Genetic studies reveal the role of the endocrine and metabolic systems in aging

Abstract

Aging is a natural process that involves a general decline in many physiological functions, resulting in loss of function and eventually death. Extensive research is being performed in order to elucidate the biology of aging, especially with the advent of newer molecular and genetic methodologies. The endocrine system plays a major role in orchestrating cellular interactions, metabolism, growth, and senescence. Thus, researchers traditionally used hormones as tools to induce and examine specific biological effects that are associated with aging. Furthermore, because our recent knowledge on hormonal action expanded significantly, downstream pathways and genetic determinants currently prevail in aging research. In this review, we will summarize the effects of several hormones on human aging and longevity and present recent data from the Longevity Genes Study performed at Albert Einstein College of Medicine, looking at the phenotype and genotype of centenarians and their offspring. We will demonstrate that genetic factors that are associated with human longevity are heritable and may contribute not only to quantitative longevity but also to protection from age-dependent disease and exceptional good health.

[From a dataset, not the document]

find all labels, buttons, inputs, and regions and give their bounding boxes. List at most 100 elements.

Trial registration: ClinicalTrials.gov NCT00707694.

Figure 1

Possibilities for changes in frequency of a functional genotype with age. Green line represents “Longevity genes”—genotype in a gene that contributes to longevity and protection against some age-related diseases. Red line represents “Killing-genes”—the relative prevalence of deleterious genotypes in genes associated with age-related diseases decreases as the population ages, as mortality reduces the proportion of individuals carrying this deleterious genotype. Black line represents the majority of the genes with SNPs whose frequency is not changing with aging in this cross-sectional analysis.

Figure 2

The basal frequency and trends of favorable longevity genotypes with aging. APOC-3, Genotype apolipoprotein C-3; CETP, homozygosity genotype in cholesterol ester transfer protein; ADIPOQ, del/del deletion homozygosity in the 3″ untranslated region adiponectin gene; FOXO3A, T genotypes in the FOXO 3A gene; TSH-R, genotypes in the TSH receptor gene; and IGF-IR, genotypes in the IGF-IR gene.

Figure 3

Manhattan plot of GWAS of Ashkenazi Jewish centenarians and controls. GWAS of 364 centenarians and 251 controls (about 70 yr of age, from the same geographical area and the same ethnic background), using Affymetrix 6.0 genome-wide chips. The chips contain probes for 906,600 SNPs and 946,000 CNVs. The resulting data set includes (complying with institutional review board specifications) age, gender, SNP, and CNV genotype results as well as results from the statistical analysis. The GWAS data on SNPs are visualized in the form of a Manhattan plot, with each dot indicating a different variant (with chromosomes colored). The SNPs of genome-wide significance form Bonferroni-corrected peaks with P value < 10⁻⁷.